Ammiro molto le madri che con fiuto e sicurezza sanno individuare i talenti dei propri figli, e coltivarli con determinazione. Corsi di musica, lingua, sport. Già vedo medaglie e titoli accademici che stanno per piovere sui loro virgulti.
Io nei miei figli individuo talenti meravigliosi, con i quali però difficilmente potranno assurgere ad onori mondani.
Purtroppo la capacità di spargere a terra, prima della doccia, capi di abbigliamento sporchi nel raggio di azione più ampio non è stata ancora omologata come specialità olimpica.
Una bambina riesce a rompere praticamente qualsiasi oggetto le capiti a tiro, ma anche per questa suprema qualità non vedo un’utilizzazione pratica immediata.
Sua sorella ha un grande senso dell’umorismo, e ci ribaltiamo insieme dalle risate anche se ha 4 anni (o lei è avanti o io sono indietro).
Quanto al grande, vuole ritirarsi a vita privata come Salinger. Gli manca solo di scrivere il romanzo del secolo. Per ora ha cominciato la sua biografia: Lo chiamavamo naso a banana. Comincia con il capitolo I miei primi quindici anni. Peccato che ne abbia undici.
In attesa di trovare in loro altri talenti, sono certa che uno dei maschi sia primatista mondiale di laconicità.

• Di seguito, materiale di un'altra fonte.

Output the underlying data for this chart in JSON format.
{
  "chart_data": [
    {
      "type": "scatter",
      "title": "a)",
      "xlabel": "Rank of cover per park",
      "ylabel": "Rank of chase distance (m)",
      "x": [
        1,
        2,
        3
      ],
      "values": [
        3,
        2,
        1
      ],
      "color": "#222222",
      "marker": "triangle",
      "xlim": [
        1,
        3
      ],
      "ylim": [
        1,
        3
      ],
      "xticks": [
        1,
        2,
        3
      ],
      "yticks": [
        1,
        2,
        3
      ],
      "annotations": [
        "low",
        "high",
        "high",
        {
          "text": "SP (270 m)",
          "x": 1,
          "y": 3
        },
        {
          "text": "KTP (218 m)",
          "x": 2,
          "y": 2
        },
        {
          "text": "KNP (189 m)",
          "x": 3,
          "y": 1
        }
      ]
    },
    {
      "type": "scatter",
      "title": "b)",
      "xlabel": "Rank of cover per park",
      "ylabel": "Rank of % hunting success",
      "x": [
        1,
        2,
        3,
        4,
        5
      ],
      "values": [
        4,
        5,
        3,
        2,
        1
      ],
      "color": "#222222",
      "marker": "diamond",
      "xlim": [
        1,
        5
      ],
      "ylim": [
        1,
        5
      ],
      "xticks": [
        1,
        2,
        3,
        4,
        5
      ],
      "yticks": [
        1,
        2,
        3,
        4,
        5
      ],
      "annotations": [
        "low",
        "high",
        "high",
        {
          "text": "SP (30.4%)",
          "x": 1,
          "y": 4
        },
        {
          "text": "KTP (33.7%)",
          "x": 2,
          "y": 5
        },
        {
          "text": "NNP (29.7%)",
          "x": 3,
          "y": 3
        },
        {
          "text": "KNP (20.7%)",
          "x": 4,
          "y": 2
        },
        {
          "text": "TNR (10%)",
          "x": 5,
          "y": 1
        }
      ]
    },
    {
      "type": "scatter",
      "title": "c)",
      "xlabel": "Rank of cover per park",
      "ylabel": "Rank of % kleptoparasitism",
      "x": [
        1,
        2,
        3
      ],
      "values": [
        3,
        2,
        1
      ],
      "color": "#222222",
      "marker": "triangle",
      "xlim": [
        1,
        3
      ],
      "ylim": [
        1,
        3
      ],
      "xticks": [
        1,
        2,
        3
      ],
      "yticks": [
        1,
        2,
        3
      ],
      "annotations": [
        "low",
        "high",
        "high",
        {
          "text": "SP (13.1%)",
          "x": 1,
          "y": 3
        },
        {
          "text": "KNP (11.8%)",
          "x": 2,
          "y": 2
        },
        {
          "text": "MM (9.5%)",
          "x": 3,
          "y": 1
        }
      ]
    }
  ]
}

Non potendo leggere meravigliosi saggi sociopsicoantropoqualcosa mi sono confrontata con i miei figli in previsione delle Invasioni Barbariche. Questa sì che è professionalità.
E così, mister poche parole ha ribadito il suo pensiero più volte espresso: uomini e donne non hanno niente in comune, salvo che sono esseri viventi. “Dai, sforzati, troviamo qualcosa che ci unisce” “Non posso neanche dirti che uomini e donne hanno tutti e due i capelli – ribadisce convinto il signor testadura – perché molti uomini li perdono.”
Il giovane filosofo è un acuto osservatore, e ha rafforzato le sue convinzioni guardando me e suo padre che preparavamo i bagagli: lui starà due notti a Ginevra, io una a Milano (la prima volta che lascio tutti e quattro i pargoli).
Il padre è partito con un bagaglio delle dimensioni di un cestino dell’asilo.
Io sto riempendo la terza sacca. Vuoi non portarti le scarpe per correre? Vuoi non avere un messale? Vuoi rinunciare a una maschera per capelli, un diario, un blocchetto, un’agenda, due libri, un computer, un vestito per la trasmissione, uno per il viaggio, uno per il giorno dopo, le foto dei figli, due telefoni, la liturgia delle ore?
Qualsiasi cosa accada, io sarò pronta ad affrontarla. Avrò tutto con me. Tranne la lucidità di mio marito.